I got a request to write a post on how bones regrow or grow for the first time, so here goes:

There are 3 different types of cells in bone.  Osteoblasts are responsible for making and putting down new bone, osteoclasts are responsible for taking up and getting rid of old bone, and osteocytes are osteoblasts that have been trapped inside the new bone and then work to maintain the bone after it has been constructed.  So, here’s what happens:

The osteoclasts drill through bone tissue to clean it out, and then osteoblasts follow behind depositing new bone tissue on the sides of the inside of the bone, creating this new tissue that surrounds either a blood vessel or a nerve.  When a bone is broken, the first thing osteoblasts lay down is what’s called “woven fiber” bone tissue; this tissue is much faster to create and lay down (providing quick structure) but is not as strong.  Later, because it takes more time, osteoblasts replace that woven fiber tissue with “lamellar” bone tissue, which is nicely organized in sheets that is very strong. 

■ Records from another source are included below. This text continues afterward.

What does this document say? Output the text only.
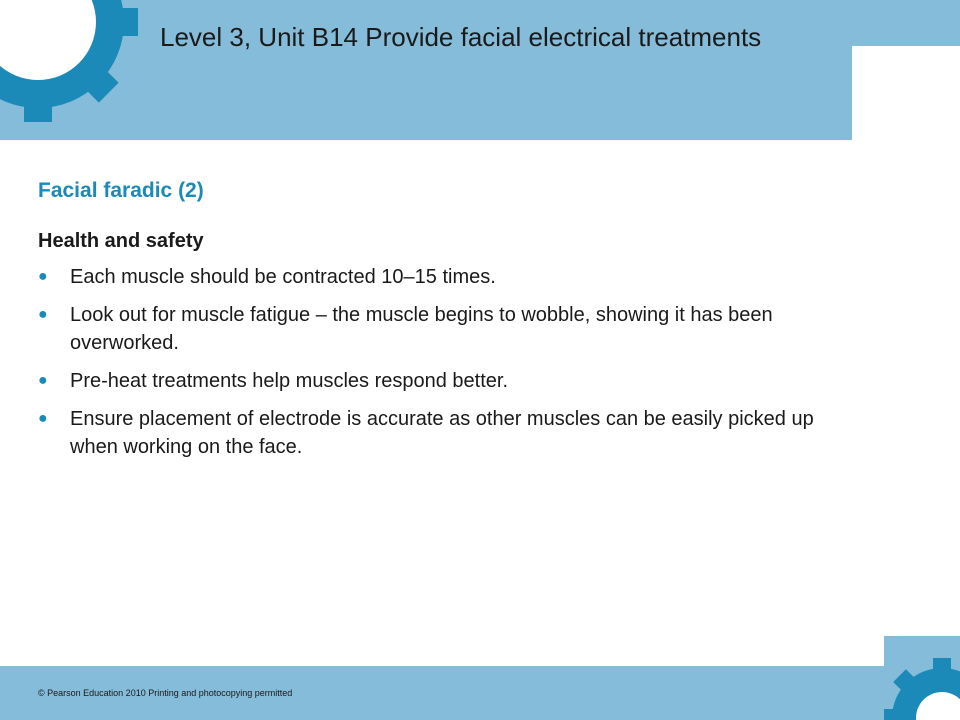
Level 3, Unit B14 Provide facial electrical treatments
Facial faradic (2)
Health and safety
● Each muscle should be contracted 10–15 times.
● Look out for muscle fatigue – the muscle begins to wobble, showing it has been overworked.
● Pre-heat treatments help muscles respond better.
● Ensure placement of electrode is accurate as other muscles can be easily picked up when working on the face.

© Pearson Education 2010 Printing and photocopying permitted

So, a sensible follow up question would be: how does bone grow?  A bone begins as cartilage and then layers of bone begin to develop around it while cells destroy and take up the old cartilage.  Then, cells begin to move to the ends of the bone towards the “active growth centers,” where they stretch out the bones.  After the bone has finished growing, the cells mineralize the bone to make it tough and strong.  When a bone mineralizes, it ceases to grow forever.  So, when humans stop growing, that is because all of our bone has been mineralized.

Comment if there are any questions, but that explains the basics about how bone tissue can regenerate and how bones can be fixed.